The mechanism by which T-oligo sensitize tumor cells remains to be fully elucidated. Although T-oligos do not act as telomerase inhibitors [
12] or cause digestion of the 3' telomere overhang [
5,
25,
32], T-oligos have been shown to rapidly concentrate in nuclei when added to cultured cells and the subsequent responses require WRN [
25], the protein mutated in the progeroid cancer-prone Werner syndrome. T-oligo/WRN interaction results in formation of DNA γH2AX damage-like foci at the telomeres [
25] with activation of ATM [
8,
32] and its many downstream effector proteins, leading to apoptosis and senescence [
5,
7,
8,
32]. In the present study, pretreatment with T-oligo enhances the formation of γH2AX foci (Figure
2) that customarily form at sites of DNA damage but after T-oligo treatment form at telomeres in the absence of detectable DNA damage [
25]. Activating the DNA damage response pathways by T-oligo treatment, as demonstrated to occur over several days in multiple cell types including breast carcinoma cells [
5‐
7,
9], could render tumor cells more apt to undergo apoptosis or senescence when exposed to IR. Alternatively, tumor cell inactivation could be due to the impairment of DNA repair by the pretreatment with T-oligo as demonstrated by slower decay of γH2AX foci and increased fragmentation of DNA in the comet assay (Figure
2). Increased radiosensitivity has been found in cells from patients with DDR or DNA-repair disorders such as Ataxia Telangiectasia (defect in ATM), Nijmegen Breakage Syndrome (defect in NBS1), Fanconi anemia, defective Artemis, DNA ligase I and DNA ligase IV [
33]. We favor a model of radiosensitization by T-oligos that encompasses the known and hypothesized effects of both IR and T-oligos: After 24 hours pretreatment, T-oligo-treated cells have entered an S-phase arrest [
5‐
8,
11] mediated by p95/Nbs1 [
10], presumptively due to G-quadruplex formation between single stranded telomeric DNA and the G-rich T-oligos [
12] with consequent stalling of replication forks [
34]. Without further intervention, malignant cells then begin to undergo apoptosis [
5‐
8,
11] or to enter senescence [
8,
35] or both, as in the case of breast carcinoma cells in this study and a previous one [
8], presumably in response to the collapse of their stalled replication forks. If such cells are then irradiated, the introduction of even modest numbers of DSBs and other DNA damage greatly enhances the replication stress and the processes of apoptosis and senescence.

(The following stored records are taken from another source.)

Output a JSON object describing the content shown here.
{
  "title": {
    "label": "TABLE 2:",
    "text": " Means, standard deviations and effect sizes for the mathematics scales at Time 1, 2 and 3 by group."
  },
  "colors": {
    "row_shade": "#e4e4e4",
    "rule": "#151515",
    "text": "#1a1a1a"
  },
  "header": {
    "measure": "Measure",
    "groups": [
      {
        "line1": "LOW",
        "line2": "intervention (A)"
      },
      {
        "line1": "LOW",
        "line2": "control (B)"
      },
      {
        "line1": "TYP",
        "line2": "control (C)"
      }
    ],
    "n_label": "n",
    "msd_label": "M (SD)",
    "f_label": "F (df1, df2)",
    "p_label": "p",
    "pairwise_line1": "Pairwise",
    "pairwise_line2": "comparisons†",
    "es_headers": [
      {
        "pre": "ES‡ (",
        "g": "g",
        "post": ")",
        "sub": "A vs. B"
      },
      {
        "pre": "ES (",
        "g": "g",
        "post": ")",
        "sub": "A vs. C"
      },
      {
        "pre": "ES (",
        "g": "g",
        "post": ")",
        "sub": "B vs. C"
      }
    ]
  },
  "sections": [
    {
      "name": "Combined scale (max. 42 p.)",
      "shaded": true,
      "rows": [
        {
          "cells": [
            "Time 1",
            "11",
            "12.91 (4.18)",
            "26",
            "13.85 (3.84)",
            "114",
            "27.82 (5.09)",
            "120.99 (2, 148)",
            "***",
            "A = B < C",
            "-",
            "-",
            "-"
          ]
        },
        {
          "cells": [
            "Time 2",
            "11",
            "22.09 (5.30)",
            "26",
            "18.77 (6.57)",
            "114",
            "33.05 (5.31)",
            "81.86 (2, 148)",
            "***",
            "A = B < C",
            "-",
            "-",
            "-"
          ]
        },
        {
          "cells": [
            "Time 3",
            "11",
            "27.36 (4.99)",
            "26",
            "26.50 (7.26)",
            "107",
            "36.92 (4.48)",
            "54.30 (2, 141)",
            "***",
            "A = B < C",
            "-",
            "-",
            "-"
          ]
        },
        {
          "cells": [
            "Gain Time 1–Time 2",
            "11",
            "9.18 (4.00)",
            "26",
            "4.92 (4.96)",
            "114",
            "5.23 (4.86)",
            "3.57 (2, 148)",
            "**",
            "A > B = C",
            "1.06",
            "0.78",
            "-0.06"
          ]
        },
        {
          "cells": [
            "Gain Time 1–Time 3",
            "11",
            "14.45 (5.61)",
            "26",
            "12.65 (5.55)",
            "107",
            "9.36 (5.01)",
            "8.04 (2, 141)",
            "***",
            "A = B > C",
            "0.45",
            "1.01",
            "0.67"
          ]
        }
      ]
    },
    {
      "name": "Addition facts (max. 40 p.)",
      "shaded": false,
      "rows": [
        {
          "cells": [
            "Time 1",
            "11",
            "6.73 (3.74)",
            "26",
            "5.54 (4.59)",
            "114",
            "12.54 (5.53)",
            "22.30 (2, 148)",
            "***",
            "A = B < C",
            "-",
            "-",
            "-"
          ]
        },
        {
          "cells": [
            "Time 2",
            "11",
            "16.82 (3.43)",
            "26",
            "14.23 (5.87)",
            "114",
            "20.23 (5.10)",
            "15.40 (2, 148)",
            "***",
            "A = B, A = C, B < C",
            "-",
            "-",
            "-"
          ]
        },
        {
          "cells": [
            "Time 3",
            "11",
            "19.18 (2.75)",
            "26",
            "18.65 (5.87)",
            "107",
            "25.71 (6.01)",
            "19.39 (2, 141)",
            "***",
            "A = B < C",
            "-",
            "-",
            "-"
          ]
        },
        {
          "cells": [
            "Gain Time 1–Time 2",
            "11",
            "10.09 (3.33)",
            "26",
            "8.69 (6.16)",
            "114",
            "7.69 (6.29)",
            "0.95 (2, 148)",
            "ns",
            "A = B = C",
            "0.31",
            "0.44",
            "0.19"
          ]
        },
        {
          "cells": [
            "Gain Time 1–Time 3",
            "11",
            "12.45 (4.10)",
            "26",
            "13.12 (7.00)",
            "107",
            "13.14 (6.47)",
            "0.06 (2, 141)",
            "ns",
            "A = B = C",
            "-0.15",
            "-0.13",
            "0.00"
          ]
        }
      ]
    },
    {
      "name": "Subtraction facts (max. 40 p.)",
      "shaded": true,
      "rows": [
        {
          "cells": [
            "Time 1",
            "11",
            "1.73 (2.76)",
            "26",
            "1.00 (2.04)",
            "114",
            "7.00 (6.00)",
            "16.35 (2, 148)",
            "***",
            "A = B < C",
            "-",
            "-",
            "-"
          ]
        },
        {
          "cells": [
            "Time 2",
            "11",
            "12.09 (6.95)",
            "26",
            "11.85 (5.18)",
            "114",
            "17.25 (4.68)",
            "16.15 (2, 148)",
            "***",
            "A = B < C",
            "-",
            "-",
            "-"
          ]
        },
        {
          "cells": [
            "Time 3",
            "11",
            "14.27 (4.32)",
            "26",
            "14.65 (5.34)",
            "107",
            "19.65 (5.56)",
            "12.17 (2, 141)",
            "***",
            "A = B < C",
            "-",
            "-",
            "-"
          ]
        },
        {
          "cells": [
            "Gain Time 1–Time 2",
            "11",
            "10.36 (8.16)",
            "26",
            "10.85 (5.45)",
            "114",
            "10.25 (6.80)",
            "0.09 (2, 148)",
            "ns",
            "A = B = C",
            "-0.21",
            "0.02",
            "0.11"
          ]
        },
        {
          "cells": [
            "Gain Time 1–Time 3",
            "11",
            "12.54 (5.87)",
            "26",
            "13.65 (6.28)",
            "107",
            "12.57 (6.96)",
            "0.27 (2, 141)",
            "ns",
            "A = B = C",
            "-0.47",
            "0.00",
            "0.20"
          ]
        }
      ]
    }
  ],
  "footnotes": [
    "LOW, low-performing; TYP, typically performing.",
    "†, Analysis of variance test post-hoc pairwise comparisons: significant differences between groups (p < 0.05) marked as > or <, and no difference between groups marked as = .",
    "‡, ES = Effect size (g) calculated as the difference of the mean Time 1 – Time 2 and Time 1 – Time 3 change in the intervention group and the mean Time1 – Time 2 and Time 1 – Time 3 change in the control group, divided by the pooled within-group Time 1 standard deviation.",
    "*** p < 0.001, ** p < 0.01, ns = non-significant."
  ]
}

Regardless of its mechanism of action, T-oligo pretreatment increased tumor cell sensitivity to radiation as demonstrated by the clonogenic assay (Figure
1). The present data suggest that combining T-oligos with low dose IR may permit safer and more effective radiotherapy of breast cancer and potentially other malignancies. T-oligo adjuvant therapy would thus be very beneficial to patients otherwise at risk of short-term and long-term adverse effects of IR, including radiation dermatitis, fibrosis, compromised wound healing, and secondary malignancies [
36]. T-oligos when applied alone are without detectable adverse effects on normal tissues after either local or systemic administration in multiple mouse models [
6,
8,
9,
11,
12] including the MMT mice. In accordance with this, we did not observe adverse effects in mice exposed to this agent and 3Gy IR including lethargy, anorexia, inactivity, ruffled fur coat or diarrhea.
The murine mammary tumor induced by PyMT shares many features with poor-prognosis human breast cancer such as a high frequency of distant metastases, persistent expression of biomarkers, ErbB2/Neu and cyclin D1, and loss of estrogen and progesterone receptor expression [
28]. In addition, the tumors develop in multiple stages amid a competent immune system, a trait also shared by human breast cancer [
22]. These advantages would appear to outweigh the greater individual variation in mammary tumor development in MMT mice versus mice bearing xenografts of established breast cancer cell lines. MMT mice thus provide a reliable model for the study of tumorigenesis in breast cancer as well as a useful tool for the evaluation of treatment modalities.